IDS mailing list archives

RE: BARE BYTE UNICODE ENCODING


From: Omar Herrera <oherrera () prodigy net mx>
Date: Sat, 05 Jun 2004 10:15:49 -0600

  
 What's the upshot of all this?  If you wish to specify that "this
should
 only be tested against TCP payloads", specify that, and design your
 signature language so the exact concept is expressible.  The blight
of
 "flags: A+;" tests permeating snort's rulesets have always struck me
as
 a misguided attempt to lazily optimize rule evaluation at the expense
 of correctness and clarity.  I'd love to be educated otherwise [0].

The upshot is that this lady is receiving alerts from a snort signature
embedded deep into the programming logic of snort (BARE BYTE UNICODE
ENCODING), it is not defined on the rule set files and you can only
change its behavior through configuration parameters in the snort.conf.
Yet, you cannot change the rule itself.
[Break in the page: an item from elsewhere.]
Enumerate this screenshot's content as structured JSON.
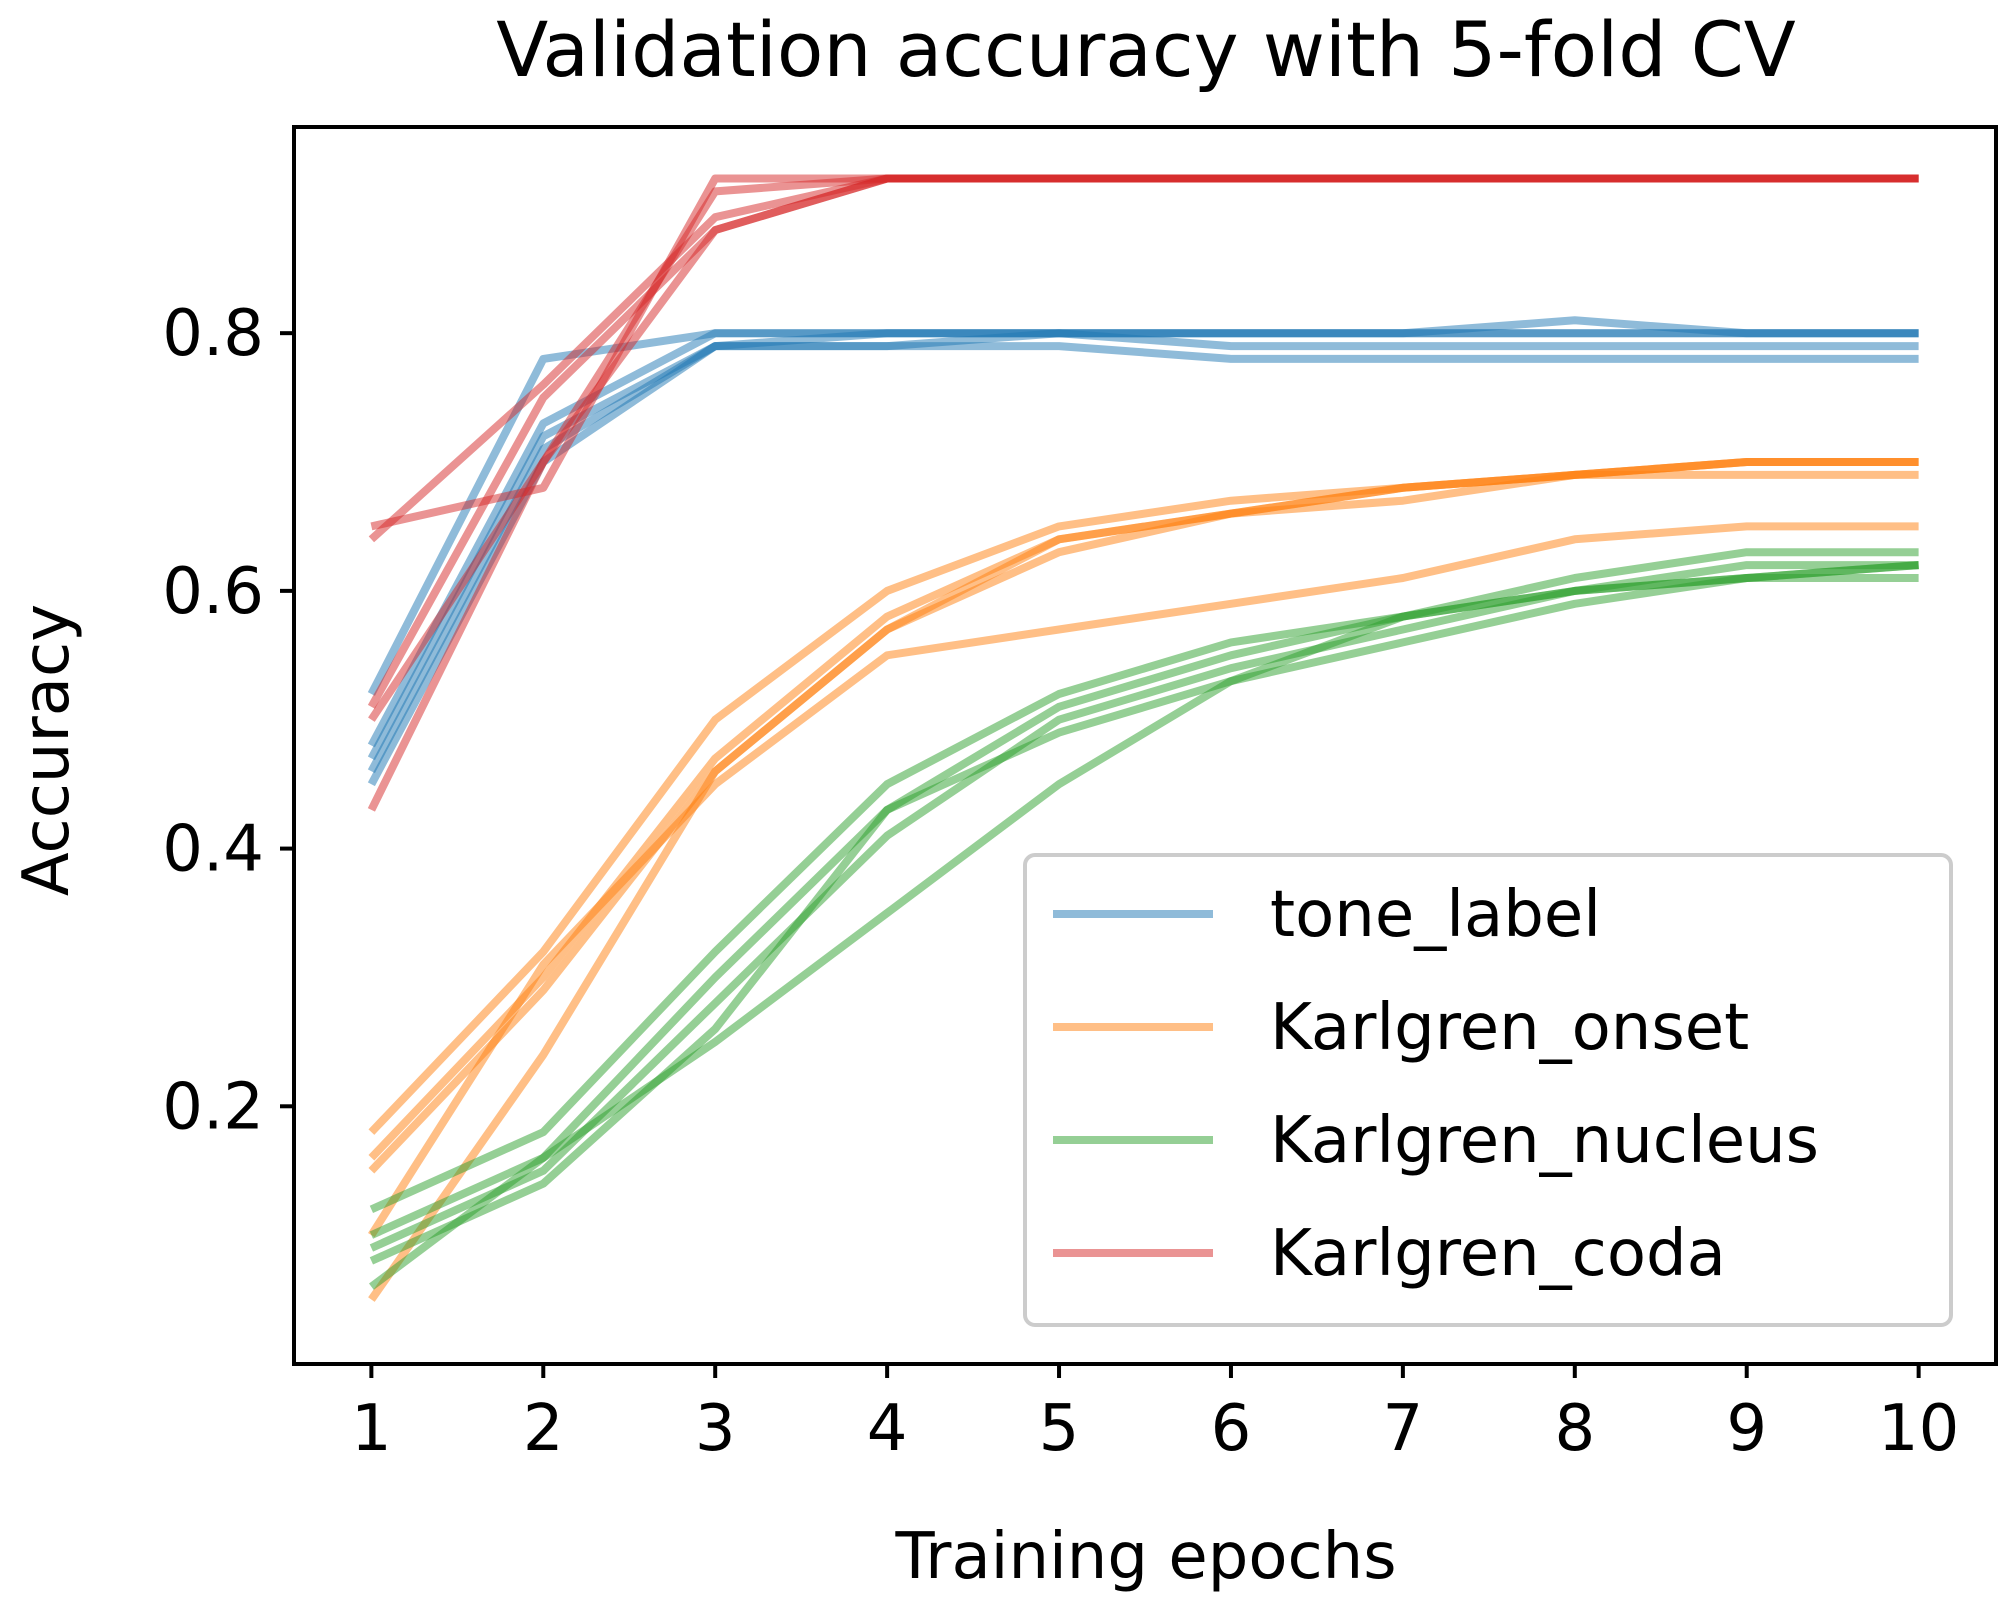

You wouldn't be suggesting her
to go right into snort's source code and change this to conform to all
norms you listed, do you? Turning off this rule will suffice if it is a
false positive (which could be the case).

After all, what she wants is to understand why does this rule triggers
and what does the ACK flag in these particular packets mean. She didn't
ask if the logic on their IDS is RFC compliant but your insight is
useful though.

In the end, all the wealth of information that you kindly shared with
us, the explanation is still that snort will trigger on ACK packets for
this rule (actually ACK+PSH now that demand correctness, since the only
relevant packets to this signature are the ones coming from the client
to the web server), whether we like the logic behind their
implementation or not.

And now that you put this discussion here, bear in mind that keeping all
packets related to a connection from the 3-way-handshake to the end
a-la-stateful might also generate some DoS vectors. It is not an easy
problem to decide what to keep and what to let out after individual
analysis of packets.

Would you share with us some suggestions on this behalf that are
actually practical without letting in a DoS capability?